In the first two games Wales' kicking was looser than the morals of the cast of 'The Valleys' and if they continue that way they will be punished. England fullback Mike Brown rarely fails to make ground and Johnny May has the ability to steal tries from the smallest of opportunities.
The Welsh kick chase will need to be near perfect especially as tired legs start to kick in. Forget penalties, freekicks or sin bins, that is a real test of a player's discipline especially as the fuel tank empties.
Meanwhile, Johnnie Sexton showed England how to play the kicking game against Wales; kick to corners, pin Wales back and turn them around. They gobbled up the territory like a fat man in a pie shop and sapped Wales' energy. It also tied up the Welsh backrow in the tight channels and made them much less effective.

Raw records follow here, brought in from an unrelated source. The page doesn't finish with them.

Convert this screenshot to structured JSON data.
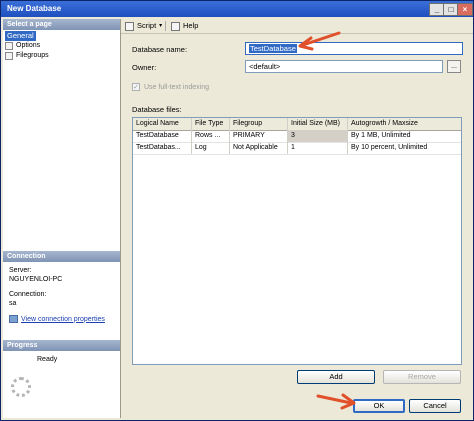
{
  "window": {
    "title": "New Database"
  },
  "left": {
    "select_page_header": "Select a page",
    "pages": [
      "General",
      "Options",
      "Filegroups"
    ],
    "connection_header": "Connection",
    "server_label": "Server:",
    "server_value": "NGUYENLOI-PC",
    "connection_label": "Connection:",
    "connection_value": "sa",
    "view_link": "View connection properties",
    "progress_header": "Progress",
    "progress_status": "Ready"
  },
  "toolbar": {
    "script": "Script",
    "help": "Help"
  },
  "form": {
    "db_name_label": "Database name:",
    "db_name_value": "TestDatabase",
    "owner_label": "Owner:",
    "owner_value": "<default>",
    "ellipsis": "...",
    "fulltext_label": "Use full-text indexing",
    "fulltext_checked": true,
    "files_label": "Database files:"
  },
  "files_table": {
    "headers": [
      "Logical Name",
      "File Type",
      "Filegroup",
      "Initial Size (MB)",
      "Autogrowth / Maxsize"
    ],
    "rows": [
      [
        "TestDatabase",
        "Rows ...",
        "PRIMARY",
        "3",
        "By 1 MB, Unlimited"
      ],
      [
        "TestDatabas...",
        "Log",
        "Not Applicable",
        "1",
        "By 10 percent, Unlimited"
      ]
    ]
  },
  "buttons": {
    "add": "Add",
    "remove": "Remove",
    "ok": "OK",
    "cancel": "Cancel"
  },
  "colors": {
    "titlebar": "#1d4fbf",
    "selection": "#316ac5",
    "arrow": "#e0502a"
  }
}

That's very important to England because they don't like to commit men to rucks. They play fast, clear out quickly and get the ball away. They rarely commit more than two or three to a breakdown which maximises their strike runners around the ruck.
However, it also leaves them exposed to the counter ruck and jackal. Against Ireland, even when the ball was slowed down, they didn't commit extra forwards and that allowed Ireland to force the turnover. If Lydiate and Warburton can rekindle that almost telepathic link of years gone by, as they started to against France, they may get some results at the breakdown.
Turnovers are a rich source of tries and so is the set piece. Make no doubt about it, the platform for Wales' victory over England last year was built upon the scrum. Adam Jones tore through England's scrum with ease and raised questions about England's apparently domineering pack. In turn Graham Rowntree asked questions of referee Steve Walsh, but it was clear that Wales were better on the day.
Fast forward 12 months and things may be very different. Wales' favourite Hair Bear has struggled to cope with the change of engagement process and some still question the scrummaging ability of Gethin Jenkins. Meanwhile, England find themselves without their two best scrummagers in Corbisiero and Coles, that left them on the wrong end of a one sided affair against the Irish scrum. It could be a lottery at Twickenham, but if either team can get on top at the scrum, it could decide the winner.
Elsewhere, England will put pressure on Wales' lineout which is liable to malfunction (something Courtney Lawes will relish). Wales have also lost human skyscraper Luke Charteris, but have plenty of line out options so need to secure their own ball and defend well against England's rolling maul. Wales have a weakness in the defence of the maul and a good organised English pack could punish them there if they work together and communicate.
In fact England's best chance is to forget individuals anywhere on the park; the only way to beat Wales is with a collective performance. Their defensive line has to be quick and organised and they have to make the first up tackles. Roberts, Davies, Cuthbert and North will all be wanting a chance to prise open the line of white shirts like a corned beef tin and the Welsh backrow wouldn't mind a go either. If England miss a tackle, or even over commit to cover, Wales will punish them.
But, for now, the talking stops. No more press conferences, an end to interviews, sound bites cease.
It's time for a little less conversation and a little more action please.